CsvPivot

The CsvPivot gem takes a table in the form of an array of arrays, or a file path to a csv file. It then creates a pivot table on the data from a specified column(s) and row(s) to pivot on. It returns an array of arrays, or can be given an output path to create a pivoted csv file. It can be given a proc for user defined aggregation methods.

Installation

Add this line to your application's Gemfile:

gem 'csv_pivot'

And then execute:

$ bundle

Or install it yourself as:

$ gem install csv_pivot

Usage

require 'csv_pivot'

The following are the args that must be specified:

input = {
  :input_path    => "spec/fixtures/testcsv.csv", # or :input_data
  :pivot_rows    => "date",    # group by
  :pivot_columns => "name",    # new headers
  :pivot_data    => "baz" 
  }

call with:

array_of_arrays = CsvPivot::PivotTable.new(input).pivot
Example 1

assuming you have a csv that looks something like this:

foo bar baz date name
1 2 3 4/1/11 mark
4 5 6 5/15/14 mark
7 8 9 4/7/12 bear
10 11 12 5/11/11 bear
1 2 3 4/1/11 mark
4 5 6 5/11/11 mark
7 8 9 4/7/12 bear
10 11 12 5/15/14 bear

calling

array_of_arrays = CsvPivot::PivotTable.new(input).pivot

returns

[["date", "mark", "bear"], ["4/1/11", 6], ["5/15/14", 6, 12], ["4/7/12", nil, 18], ["5/11/11", 6, 12]]

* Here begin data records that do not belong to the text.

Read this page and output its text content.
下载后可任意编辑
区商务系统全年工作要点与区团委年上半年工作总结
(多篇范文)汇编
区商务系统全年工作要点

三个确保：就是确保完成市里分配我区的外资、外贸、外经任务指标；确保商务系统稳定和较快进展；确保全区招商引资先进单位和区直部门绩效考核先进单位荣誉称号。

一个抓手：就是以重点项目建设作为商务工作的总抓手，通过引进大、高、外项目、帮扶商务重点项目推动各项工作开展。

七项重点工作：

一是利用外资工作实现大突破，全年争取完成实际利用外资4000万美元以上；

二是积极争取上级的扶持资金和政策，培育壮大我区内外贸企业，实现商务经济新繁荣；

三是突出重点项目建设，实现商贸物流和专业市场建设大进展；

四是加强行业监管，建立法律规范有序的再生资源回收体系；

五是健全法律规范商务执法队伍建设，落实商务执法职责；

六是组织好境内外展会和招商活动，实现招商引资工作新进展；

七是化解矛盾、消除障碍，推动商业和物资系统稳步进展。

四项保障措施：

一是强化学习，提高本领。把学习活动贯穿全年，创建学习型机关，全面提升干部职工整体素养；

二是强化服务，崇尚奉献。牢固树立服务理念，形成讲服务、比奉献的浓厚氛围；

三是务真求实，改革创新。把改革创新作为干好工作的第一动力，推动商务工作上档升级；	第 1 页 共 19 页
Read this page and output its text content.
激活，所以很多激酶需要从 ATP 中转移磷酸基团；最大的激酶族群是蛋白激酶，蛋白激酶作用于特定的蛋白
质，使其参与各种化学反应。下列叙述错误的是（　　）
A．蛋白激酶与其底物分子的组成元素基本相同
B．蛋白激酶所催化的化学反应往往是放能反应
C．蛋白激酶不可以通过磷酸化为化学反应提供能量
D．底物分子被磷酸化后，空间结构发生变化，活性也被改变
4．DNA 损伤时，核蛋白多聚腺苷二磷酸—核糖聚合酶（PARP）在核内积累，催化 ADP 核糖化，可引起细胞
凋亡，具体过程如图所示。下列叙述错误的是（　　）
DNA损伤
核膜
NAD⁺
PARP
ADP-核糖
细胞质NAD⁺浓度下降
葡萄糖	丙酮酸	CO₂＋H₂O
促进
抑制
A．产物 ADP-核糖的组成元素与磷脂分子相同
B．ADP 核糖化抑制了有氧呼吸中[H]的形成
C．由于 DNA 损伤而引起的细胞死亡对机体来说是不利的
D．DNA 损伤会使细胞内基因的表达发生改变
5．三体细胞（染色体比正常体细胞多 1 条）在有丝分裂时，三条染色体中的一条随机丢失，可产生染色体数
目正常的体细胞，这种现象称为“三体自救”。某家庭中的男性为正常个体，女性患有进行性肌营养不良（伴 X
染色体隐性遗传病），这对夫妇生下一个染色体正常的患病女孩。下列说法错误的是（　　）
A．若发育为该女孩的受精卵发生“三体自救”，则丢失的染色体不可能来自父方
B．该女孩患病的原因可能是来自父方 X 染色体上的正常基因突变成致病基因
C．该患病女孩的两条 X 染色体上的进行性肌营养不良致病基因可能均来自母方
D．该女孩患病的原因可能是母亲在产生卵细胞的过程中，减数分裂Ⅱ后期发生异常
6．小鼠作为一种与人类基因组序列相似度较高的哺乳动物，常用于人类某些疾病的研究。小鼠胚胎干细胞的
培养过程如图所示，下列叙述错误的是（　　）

which if printed to a csv row by row would be equivalent to:

date mark bear
4/1/11 6 nil
5/15/14 6 12
4/7/12 nil 18
5/11/11 6 12

note that nils are returned in the absence of data and not zeroes.

Example 2

A csv of the form (no headers):

1 2 3 4/1/11 mark
4 5 6 5/15/14 mark
7 8 9 4/7/12 bear
10 11 12 5/11/11 bear
1 2 3 4/1/11 mark
4 5 6 5/11/11 mark
7 8 9 4/7/12 bear
10 11 12 5/15/14 bear
p = Proc.new do |array|  # a proc that will return the count (see aggregation methods below)
      array.length
    end

input = {
  :input_path    => "spec/fixtures/testcsv.csv", # location of csv file
  :pivot_rows    => 3,    # group by (index of the date column)
  :pivot_columns => 4,    # new headers (index of the name column)
  :pivot_data    => 2,    # data to aggregate (index of baz column)
  :aggregate_method => p,
  :column_total  => true,
  :row_total     => true
  }

  array_of_arrays = CsvPivot::PivotTable.new(input).pivot
  puts array_of_arrays.inspect
  => [["date", "mark", "bear", "Total"], ["4/1/11", 2, nil, 2.0], ["5/15/14", 1, 1, 2.0], ["4/7/12", nil, 2, 2.0], ["5/11/11", 1, 1, 2.0], ["Total", 4.0, 4.0, 8.0]]

which is equivalent to the following table:

nil mark bear Total
4/1/11 2 nil 2.0
5/15/14 1 1 2.0
4/7/12 nil 2 2.0
5/11/11 1 1 2.0
Total 4.0 4.0 8.0

The last index of the Total row displays the sum of the Total column.

Optional Arguments

  • :sort => boolean # sorts columns and rows
  • :headers => boolean # input data has a header row (default true)
  • :aggregate_method => Proc # a proc that takes an array of values and returns desired output (e.g. average, max, min, sum, count, etc...)
  • :column_total => boolean # return total column (default false)
  • :row_total => boolean # return total row (default false)

Pivot to CSV

Calling

CsvPivot::PivotTable.new(input).pivot_to_csv(output_path)

will not return an array of arrays. It will print your data to a csv file specified by output_path.

example
output_path = "spec/fixtures/testcsv_pivoted.csv"

input = {:input_path => "spec/fixtures/testcsv.csv", 
         :pivot_rows => "date",   
         :pivot_columns => "name", 
         :pivot_data => "baz" } 

CsvPivot::PivotTable.new(input).pivot_to_csv(output_path)
File.exists? output_path 
=> true

Aggregation Methods

The default aggregation method, when no aggregate_method is specified, is sum. The proc looks like:

p = Proc.new do |array|  
      array.map(&:to_i).reduce(0, :+)
    end

Alternate aggregation method examples

Below are some examples of alternate aggregation methods. The csv_pivot gem makes no assumptions about the data passed to it. Data from a csv is a string. This will need to be cast to a numeric (int or float) before arithmetic can be performed on it. Casting to int (or not) is the responsibility of the proc. The default proc is sum, but note that it casts the members of the array to an int. Below are some examples of writing your own procs. Anything goes as long as it works on an array of values and returns a single value.

Average (floats)
p = Proc.new do |array|  
      array.map(&:to_f).reduce(0, :+)/array.length
    end
Max (ints)
p = Proc.new do |array|  
      array.map(&:to_i).max
    end
Concat an array of strings (comma separate)
p = Proc.new do |array|  
      array.join(",")
    end
Count (type insensitive)
p = Proc.new do |array|  
      array.length
    end

note that for user defined procs, the data to be aggregated is a string, and must be cast to numeric for mathematical aggregation.

Contributing

  1. Fork it ( https://github.com/[my-github-username]/csv_pivot/fork )
  2. Create your feature branch (git checkout -b my-new-feature)
  3. Commit your changes (git commit -am 'Add some feature')
  4. Push to the branch (git push origin my-new-feature)
  5. Create a new Pull Request